Re: Question about the directionality of "Old Hungarian" (document N3531)

From: John Hudson (john@tiro.ca)
Date: Tue Nov 04 2008 - 11:21:17 CST

  • Next message: Kent Karlsson: "RE: Question about the directionality of "Old Hungarian" (document N3531)"

    Kent Karlsson wrote:

    > I'm not sure what you mean by "character level mirroring" vs. "glyph
    > mirroring" here.

    By 'character level mirroring' I mean application of BidiMirroring.txt.
    This, as you and Asmus note, is intended as a fallback mechanism in the
    absence of glyph mirroring, but I don't believe it is reliably
    anticipated as such. There are already applications that perform this
    kind of 'character level mirroring', and they have done so in the
    absence of any standardised mechanism for glyph level -- i.e.
    font-controlled -- mirroring. This means that what was intended as a
    fallback mechanism may be active regardless of the presence or absence
    of glyph mirroring in newer fonts, so the latter must be aware of this
    and not reverse mirroring that has already been applied at the character
    level.

    > When the bidi algorithm says not to mirror, the font is *not* to do
    > mirroring (based on any bidi results). Otherwise there is something
    > wrong. That is why I was talking about what the bidi algorithm says
    > to mirror, and not to mirror, as well as the (ugly) loophole for
    > LTR overridden to RTL (but, currently, no such loophole for RTL
    > overridden as LTR).

    This presumes that Unicode is the last word on glyph directionality, but
    I don't think it is. As Chris Fynn notes, at the glyph level the
    decision to flip or not flip the form of a letter may be a stylistic
    variation, even a user preference as catered for by the individual font.

    > This would be something handled by the font handling system (mirror
    > the given glyph),

    That presumes that simply flipping the outline produces visually
    acceptable results. But type designers mean by mirroring involves design
    of directionally reversed glyphs, which is seldom achieved by simply
    flipping an outline. Consider this image

    http://www.tiro.com/John/mirroring.gif

    contrasting a flipped letter e with one designed as a reversed form (for
    phonetic transcription in this case, but the same holds true for
    direction mirroring).
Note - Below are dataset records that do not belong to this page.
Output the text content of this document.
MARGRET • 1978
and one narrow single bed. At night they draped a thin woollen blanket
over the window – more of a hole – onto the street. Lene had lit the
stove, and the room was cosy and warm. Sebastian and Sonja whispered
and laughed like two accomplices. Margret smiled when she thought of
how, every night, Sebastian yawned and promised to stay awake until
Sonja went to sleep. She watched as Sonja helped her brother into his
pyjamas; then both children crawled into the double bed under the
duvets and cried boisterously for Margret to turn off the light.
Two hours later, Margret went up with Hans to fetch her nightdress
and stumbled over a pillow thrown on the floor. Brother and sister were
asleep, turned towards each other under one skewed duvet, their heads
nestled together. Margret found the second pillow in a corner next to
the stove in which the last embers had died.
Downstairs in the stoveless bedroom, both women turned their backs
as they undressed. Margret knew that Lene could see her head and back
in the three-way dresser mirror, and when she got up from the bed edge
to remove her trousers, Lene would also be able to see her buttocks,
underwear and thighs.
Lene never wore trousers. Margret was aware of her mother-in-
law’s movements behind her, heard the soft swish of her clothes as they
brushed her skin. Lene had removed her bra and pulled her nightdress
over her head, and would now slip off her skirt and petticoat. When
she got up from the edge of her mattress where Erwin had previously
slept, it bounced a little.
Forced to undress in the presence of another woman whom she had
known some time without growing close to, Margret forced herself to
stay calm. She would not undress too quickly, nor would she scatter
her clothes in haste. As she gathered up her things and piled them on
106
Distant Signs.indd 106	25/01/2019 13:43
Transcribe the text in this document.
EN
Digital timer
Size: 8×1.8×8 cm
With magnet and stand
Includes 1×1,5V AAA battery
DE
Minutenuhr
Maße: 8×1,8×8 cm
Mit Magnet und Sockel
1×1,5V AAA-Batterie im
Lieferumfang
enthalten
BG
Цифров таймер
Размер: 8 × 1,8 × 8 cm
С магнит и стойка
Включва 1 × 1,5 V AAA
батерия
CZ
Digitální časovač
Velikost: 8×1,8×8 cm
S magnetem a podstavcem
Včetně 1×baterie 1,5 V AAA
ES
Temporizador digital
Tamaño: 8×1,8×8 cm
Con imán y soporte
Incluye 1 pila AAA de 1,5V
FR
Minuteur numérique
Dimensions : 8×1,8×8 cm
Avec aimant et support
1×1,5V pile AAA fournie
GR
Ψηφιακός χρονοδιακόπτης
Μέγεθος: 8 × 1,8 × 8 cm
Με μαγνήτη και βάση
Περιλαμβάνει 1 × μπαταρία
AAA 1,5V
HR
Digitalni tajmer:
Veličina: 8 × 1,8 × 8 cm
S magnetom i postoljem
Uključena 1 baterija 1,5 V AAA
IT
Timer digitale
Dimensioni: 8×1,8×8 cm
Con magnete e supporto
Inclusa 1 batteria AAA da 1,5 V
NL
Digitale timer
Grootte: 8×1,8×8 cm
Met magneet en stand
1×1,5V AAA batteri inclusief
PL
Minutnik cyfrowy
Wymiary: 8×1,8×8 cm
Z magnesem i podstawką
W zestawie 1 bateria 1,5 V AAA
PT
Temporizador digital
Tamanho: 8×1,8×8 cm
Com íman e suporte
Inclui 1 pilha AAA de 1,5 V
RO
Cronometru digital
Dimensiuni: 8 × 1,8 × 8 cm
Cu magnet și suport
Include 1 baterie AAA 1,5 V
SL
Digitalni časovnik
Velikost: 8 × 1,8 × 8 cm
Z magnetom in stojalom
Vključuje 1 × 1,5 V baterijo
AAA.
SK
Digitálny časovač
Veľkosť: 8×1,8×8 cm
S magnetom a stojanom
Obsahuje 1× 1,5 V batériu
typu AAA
The flipped form looks distorted because the
    ductus is reversed.

    Such designed mirrored forms need to be accessed, which implies a GSUB
    feature in OT or similar mechanism in AAT or Graphite.

    John Hudson

    -- 
    Tiro Typeworks        www.tiro.com
    Gulf Islands, BC      tiro@tiro.com
    You can't build a healthy democracy with people
    who believe in little green men from Venus.